Fortunately, a few patients showed a good prognosis without recurrence, and their TNM stage was early, such as stage I. Six patients even revealed complete remission (T0), and it seemed that they achieved down-staging following neoadjuvant chemotherapy [26]. Of course, it would have been better if the vascular structures were preserved in these patients. In other words, surgeons did not know the pathologic character at the time of surgery. Because of neoadjuvant chemotherapy, the surroundings of the tumor area showed fibrotic change in the operative field, and it was difficult for the surgeons to discriminate between fibrotic adhesion and tumor invasion of the vascular structure. In that situation, the surgeons had no choice but to perform vascular resection, because they were unsure of whether there was invasion or not. Efforts to discriminate between fibrotic change and tumor invasion are needed for better outcomes.

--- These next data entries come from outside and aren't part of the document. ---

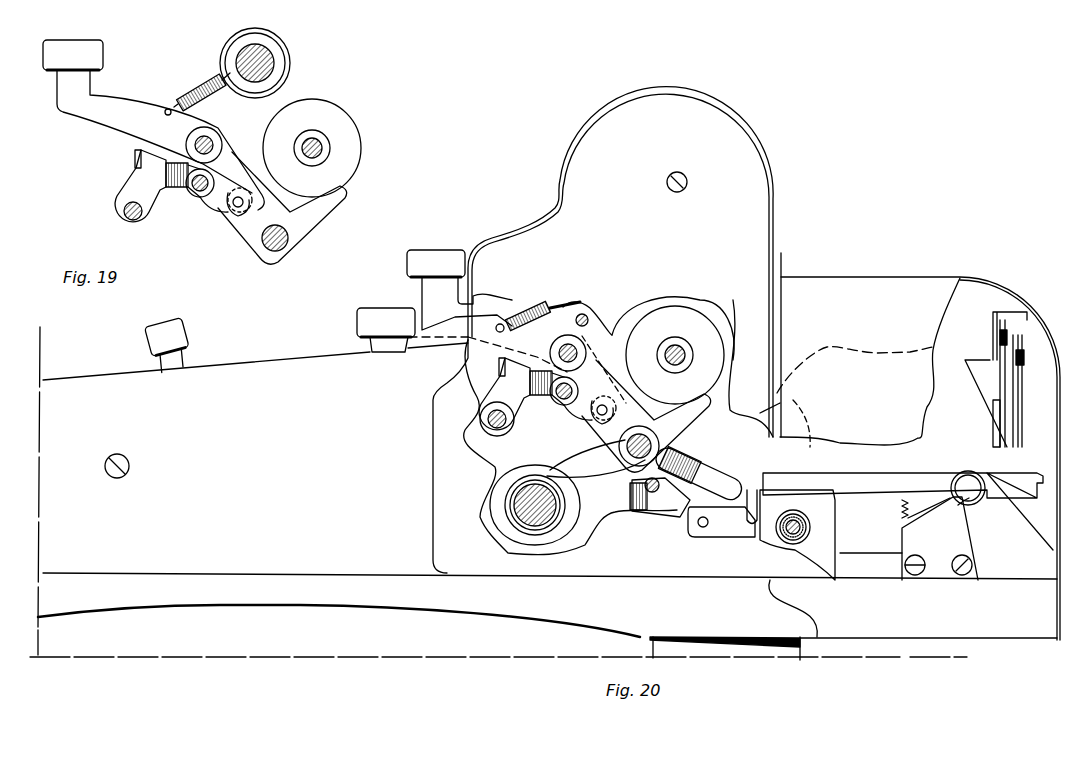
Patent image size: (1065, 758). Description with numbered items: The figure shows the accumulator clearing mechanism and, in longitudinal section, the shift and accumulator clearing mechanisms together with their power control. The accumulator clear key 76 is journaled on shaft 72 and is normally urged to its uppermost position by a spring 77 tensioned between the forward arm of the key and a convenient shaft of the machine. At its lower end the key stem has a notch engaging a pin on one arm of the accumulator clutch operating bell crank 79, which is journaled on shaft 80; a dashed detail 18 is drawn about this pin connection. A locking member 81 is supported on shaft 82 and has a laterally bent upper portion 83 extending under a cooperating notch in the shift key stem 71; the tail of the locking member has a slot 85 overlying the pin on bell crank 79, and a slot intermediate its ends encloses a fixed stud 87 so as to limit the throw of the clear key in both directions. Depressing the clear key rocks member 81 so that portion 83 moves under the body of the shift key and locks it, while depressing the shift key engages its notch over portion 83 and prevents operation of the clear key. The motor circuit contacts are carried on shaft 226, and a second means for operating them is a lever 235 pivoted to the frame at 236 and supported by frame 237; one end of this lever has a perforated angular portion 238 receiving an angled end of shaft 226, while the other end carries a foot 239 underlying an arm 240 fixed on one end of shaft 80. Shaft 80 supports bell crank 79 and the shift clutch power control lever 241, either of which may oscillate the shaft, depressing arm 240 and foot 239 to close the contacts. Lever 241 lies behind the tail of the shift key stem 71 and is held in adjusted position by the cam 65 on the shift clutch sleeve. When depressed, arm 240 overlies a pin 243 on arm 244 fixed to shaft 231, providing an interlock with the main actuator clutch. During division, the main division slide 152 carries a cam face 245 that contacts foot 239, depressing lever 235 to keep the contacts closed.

In FIG. 19, the accumulator clear key 76 is at (118, 106).
In FIG. 20, the accumulator clear key 76 is at (446, 305).
In FIG. 19, the spring 77 is at (192, 86).
In FIG. 19, the shaft 72 is at (215, 140).
In FIG. 19, the laterally bent upper portion 83 is at (134, 163).
In FIG. 19, the locking member 81 is at (128, 190).
In FIG. 20, the locking member 81 is at (535, 395).
In FIG. 19, the shaft 82 is at (125, 212).
In FIG. 19, the fixed stud 87 is at (196, 189).
In FIG. 19, the pin 18 is at (243, 198).
In FIG. 19, the slot 85 is at (236, 211).
In FIG. 19, the shaft 80 is at (262, 242).
In FIG. 20, the shaft 80 is at (665, 446).
In FIG. 19, the accumulator clutch operating bell crank 79 is at (314, 220).
In FIG. 20, the shift key stem 71 is at (410, 358).
In FIG. 20, the shift clutch power control lever 241 is at (604, 483).
In FIG. 20, the cam 65 is at (502, 495).
In FIG. 20, the arm 240 is at (698, 467).
In FIG. 20, the main division slide 152 is at (640, 512).
In FIG. 20, the cam face 245 is at (657, 495).
In FIG. 20, the pin 243 is at (687, 540).
In FIG. 20, the arm 244 is at (708, 520).
In FIG. 20, the foot 239 is at (713, 527).
In FIG. 20, the shaft 231 is at (797, 527).
In FIG. 20, the lever 235 is at (892, 493).
In FIG. 20, the shaft 226 is at (1003, 475).
In FIG. 20, the frame 237 is at (901, 508).
In FIG. 20, the pivot 236 is at (967, 500).
In FIG. 20, the perforated angular portion 238 is at (1030, 466).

Whether or not the IMV belongs to “critical veins” is still controversial [7,19,20]. In our study, neither IMV insertion type nor ligation were independently associated with variceal formation after PD. Instead, postoperative stricture of PV or SMV was the independent predictor of variceal formation. Vascular stricture can develop as a complication after vascular anastomosis. It is well known that PV/SMV stricture can cause portal hypertension and eventually lead to graft failure after liver transplantation [27]. However, the clinical significance of postoperative PV/SMV stricture has been rarely reported in studies on pancreatic cancer surgery. Our data suggest that surgeons should make an effort to avoid PV/SMV stricture when performing vascular resection with PV/SMV anastomosis during PD.

While variceal formation and splenomegaly have been consistently observed in patients with SPH, the incidence of thrombocytopenia can vary [17,21,28]. In our study, the platelet count ratio was not significantly different with respect to the SV status, unlike the splenic volume ratio or variceal score. Since thrombocytopenia can be induced by chemotherapy, the association between thrombocytopenia and SPH should be further investigated in a future study [28].

Our study had several limitations. First, the study sample was retrospectively enrolled from a single institution. Therefore, some data depended on subjective records such as operative notes, and there was a selection bias for the surgery decisions. Second, the study sample was relatively small in number. For example, only two cases of variceal bleeding were present, which possibly lowered the statistical power of the study. For this reason, statistically unclear outcomes were obtained in some parameters. Third, over the 10 years of the study period, there have been many changes in surgical indications, equipment, and perioperative management, which may have potentially affected our analysis. A large-scale prospective study is warranted to confirm our conclusions.

5. Conclusions

In conclusion, although SV ligation during PD for pancreatic cancer induced SPH, it did not impact the long-term survival of patients with resected pancreatic head cancer. We carefully suggest that surgeons consider SV ligation when it is necessary for R0 resection of pancreatic cancer.